A scholar from a very young age, Adams had the opportunity to study in France in his early teens. He also attended the University of Lieden in London and graduated in 1787 from Harvard, where he became a member of Phi Beta Kappa. He studied languages, literature, history, and a plethora of other topics, but his heart was in literature. As quoted in Fred Kaplan’s John Quincy Adams: American Visionary (2014), Adams once said: “Literature has been the charm of my life, and could I have carved out my own fortunes, to literature would my whole life have been devoted. I have been a lawyer for bread, and a Statesman at the call of my Country.” Clearly, his devotion to learning and vested interest in different disciplines made Adams an exemplary Phi Beta Kappa member and arguably an excellent candidate for the presidency.
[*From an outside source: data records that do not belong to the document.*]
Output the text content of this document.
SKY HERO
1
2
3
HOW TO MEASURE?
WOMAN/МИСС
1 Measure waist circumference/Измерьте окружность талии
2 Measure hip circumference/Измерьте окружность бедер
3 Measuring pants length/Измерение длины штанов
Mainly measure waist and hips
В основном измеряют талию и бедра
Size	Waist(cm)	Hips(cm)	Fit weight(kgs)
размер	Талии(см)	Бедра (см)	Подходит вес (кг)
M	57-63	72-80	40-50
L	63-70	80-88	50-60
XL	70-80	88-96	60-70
Adams served as a lawyer, a United States ambassador (to Germany, Great Britain, and Russia), a senator, a member of the House of Representatives, Secretary of State and the sixth President of the United States. His talent for critical thinking and persuasion was evident in the countless treaties he negotiated. Recently, scholars have proposed that Adams might be the founder of American foreign policy realism, perhaps one of the best examples of his influence in this field. In addition to his skills as a negotiator, he is described by Kaplan as “semi-independent,” because, although officially affiliated with the Federalist Party, he was well respected by and had respect for members of the Republican party. He was even offered positions of prestige by Republicans in recognition of his ability to work across the aisle. It is difficult to imagine such an independent in our hyper-partisan era. Someone who is able to critically evaluate and truly embrace policies that work towards the greater good, rather than getting caught up in partisanship, is an extremely valuable individual in any field, but particularly in government. Adams was one such rare individual.
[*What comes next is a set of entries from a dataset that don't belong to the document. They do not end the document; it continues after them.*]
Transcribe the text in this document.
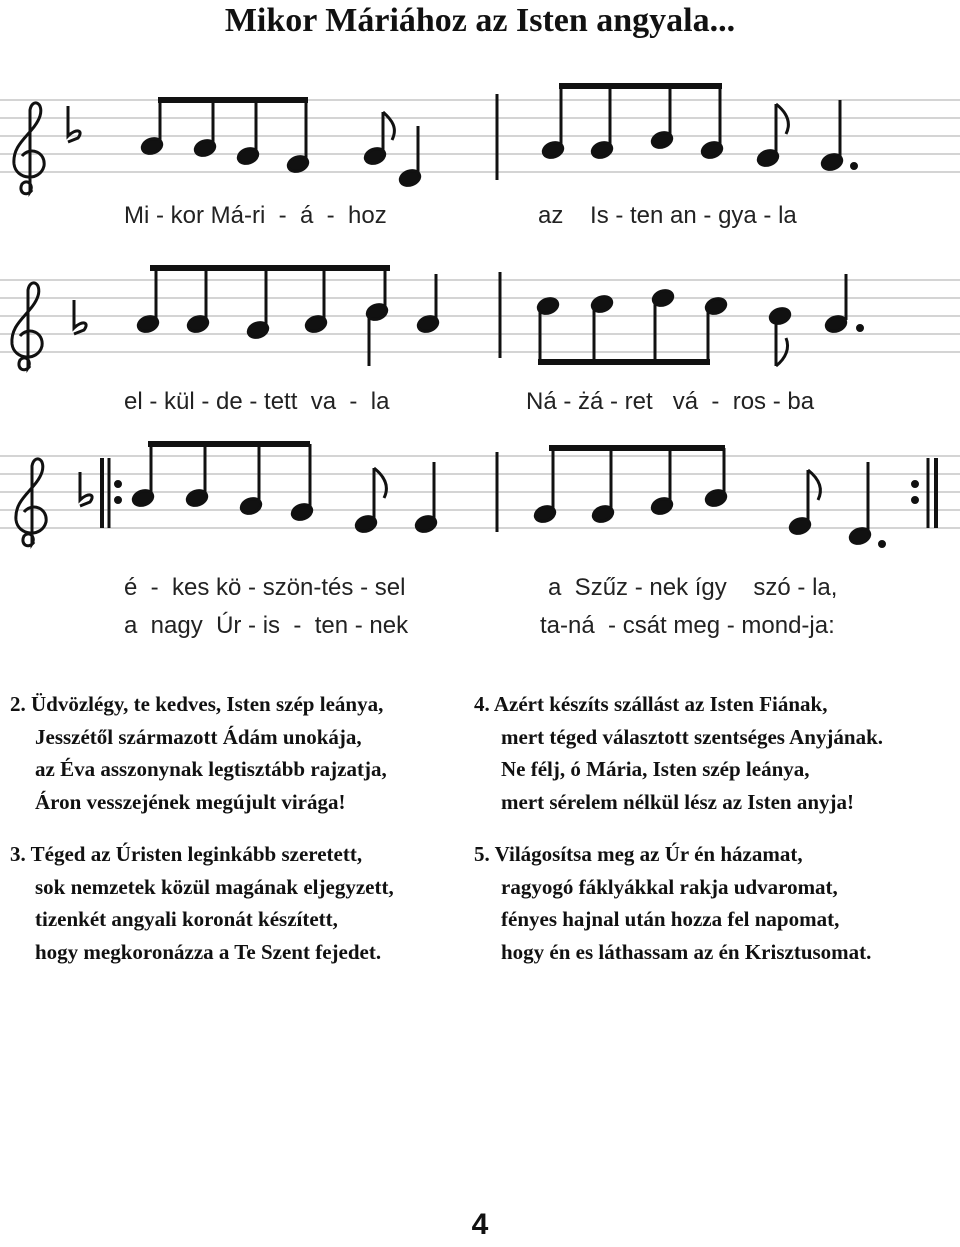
Mikor Máriához az Isten angyala...
Mi - kor Má-ri  -  á  -  hoz	az    Is - ten an - gya - la
el - kül - de - tett  va  -  la	Ná - żá - ret   vá  -  ros - ba
é  -  kes kö - szön-tés - sel	a  Szűz - nek így    szó - la,
a  nagy  Úr - is  -  ten - nek	ta-ná  - csát meg - mond-ja:
2. Üdvözlégy, te kedves, Isten szép leánya,
Jesszétől származott Ádám unokája,
az Éva asszonynak legtisztább rajzatja,
Áron vesszejének megújult virága!
3. Téged az Úristen leginkább szeretett,
sok nemzetek közül magának eljegyzett,
tizenkét angyali koronát készített,
hogy megkoronázza a Te Szent fejedet.
4. Azért készíts szállást az Isten Fiának,
mert téged választott szentséges Anyjának.
Ne félj, ó Mária, Isten szép leánya,
mert sérelem nélkül lész az Isten anyja!
5. Világosítsa meg az Úr én házamat,
ragyogó fáklyákkal rakja udvaromat,
fényes hajnal után hozza fel napomat,
hogy én es láthassam az én Krisztusomat.
4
It is Adams’ achievements and impressive political skills that that make him such a prestigious member of Phi Beta Kappa, but his dedication is unparalleled. His election to the presidency was overshadowed by a Congress committed to blocking his suggested programs and actions. He was voted out of a second term and succeeded by Andrew Jackson. Yet Adams did not take this defeat and give up his principles of working in public service. He is the only president to have served in Congress after his term as president—a testament to his true desire for public good. He worked tirelessly to end rules that he found immoral, such as a gag rule passed to prohibit any congressional discussion against slavery, which he succeeded in overturning after eight years of arguing. He cared more for his service than for his own health, and suffered a stroke in 1848, collapsing on the House floor and dying two days later.
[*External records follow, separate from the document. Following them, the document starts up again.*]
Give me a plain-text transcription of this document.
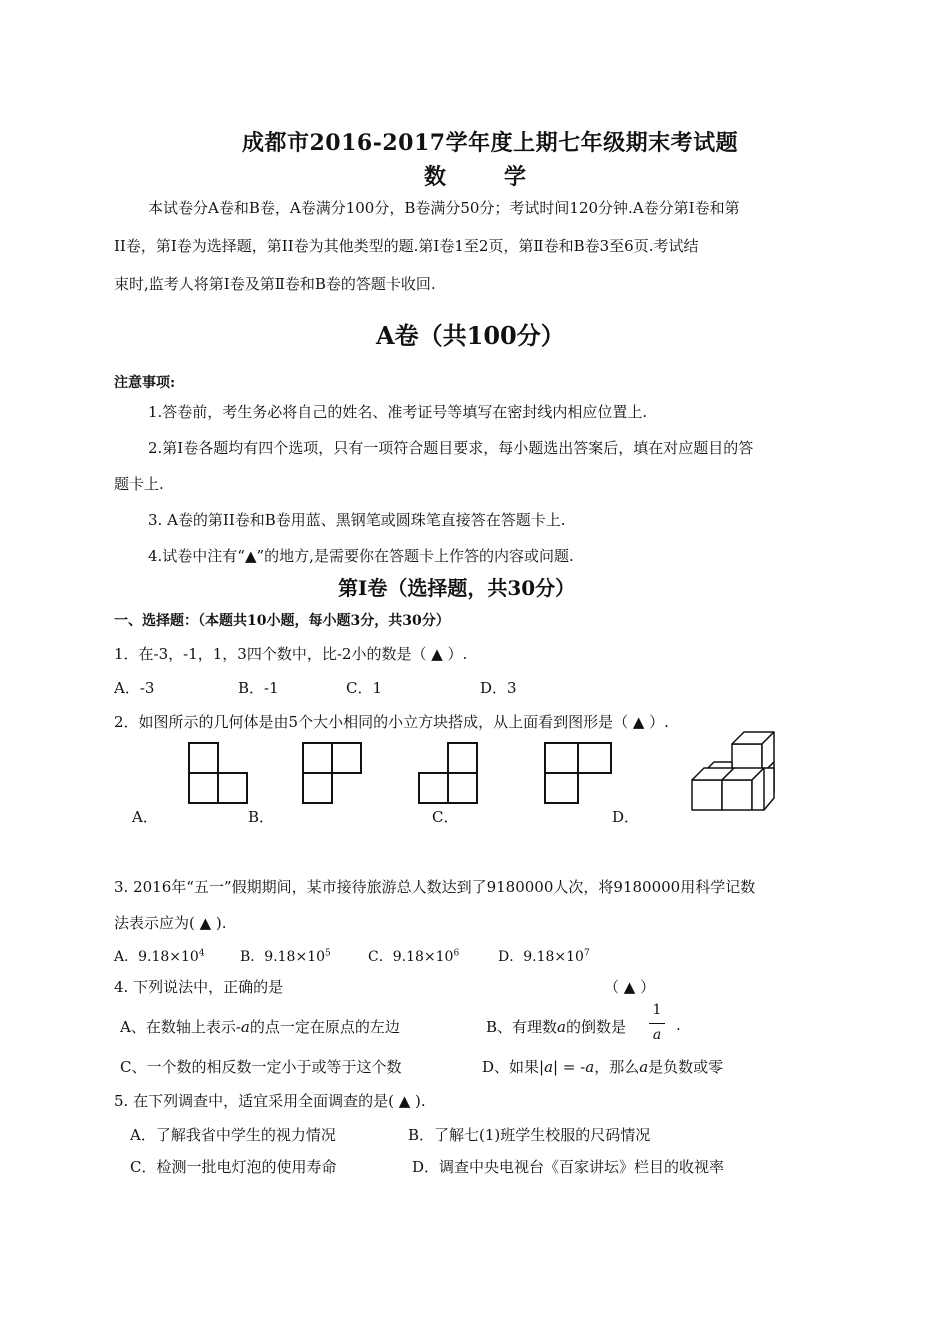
成都市2016-2017学年度上期七年级期末考试题
数学
本试卷分A卷和B卷，A卷满分100分，B卷满分50分；考试时间120分钟.A卷分第Ⅰ卷和第
II卷，第Ⅰ卷为选择题，第II卷为其他类型的题.第Ⅰ卷1至2页，第Ⅱ卷和B卷3至6页.考试结
束时,监考人将第Ⅰ卷及第Ⅱ卷和B卷的答题卡收回.
A卷（共100分）
注意事项:
1.答卷前，考生务必将自己的姓名、准考证号等填写在密封线内相应位置上.
2.第Ⅰ卷各题均有四个选项，只有一项符合题目要求，每小题选出答案后，填在对应题目的答
题卡上.
3. A卷的第II卷和B卷用蓝、黑钢笔或圆珠笔直接答在答题卡上.
4.试卷中注有“▲”的地方,是需要你在答题卡上作答的内容或问题.
第Ⅰ卷（选择题，共30分）
一、选择题：（本题共10小题，每小题3分，共30分）
1．在-3，-1，1，3四个数中，比-2小的数是（ ▲ ）.
A．-3	B．-1	C．1	D．3
2．如图所示的几何体是由5个大小相同的小立方块搭成，从上面看到图形是（ ▲ ）.
A．	B．	C．	D．
3. 2016年“五一”假期期间，某市接待旅游总人数达到了9180000人次，将9180000用科学记数
法表示应为( ▲ ).
A．$9.18\times 10^4$	B．$9.18\times 10^5$	C．$9.18\times 10^6$	D．$9.18\times 10^7$
4. 下列说法中，正确的是	（ ▲ ）
A、在数轴上表示-a的点一定在原点的左边	B、有理数a的倒数是
1
a
.
C、一个数的相反数一定小于或等于这个数	D、如果|a| = -a，那么a是负数或零
5. 在下列调查中，适宜采用全面调查的是( ▲ ).
A．了解我省中学生的视力情况	B．了解七(1)班学生校服的尺码情况
C．检测一批电灯泡的使用寿命	D．调查中央电视台《百家讲坛》栏目的收视率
While John Quincy Adams may never have received the recognition he deserved during his lifetime, today’s Phi Beta Kappa members, from any discipline, can appreciate one of their own—a person who embodied the virtues of critical thinking, widespread interest in a variety of topics, and commitment to the values inherent in the study of liberal arts and sciences that are essential to Democratic government.
Samantha Yates is a junior at McDaniel College majoring in English and minoring in economics. McDaniel College is home to the Delta of Maryland Chapter of Phi Beta Kappa.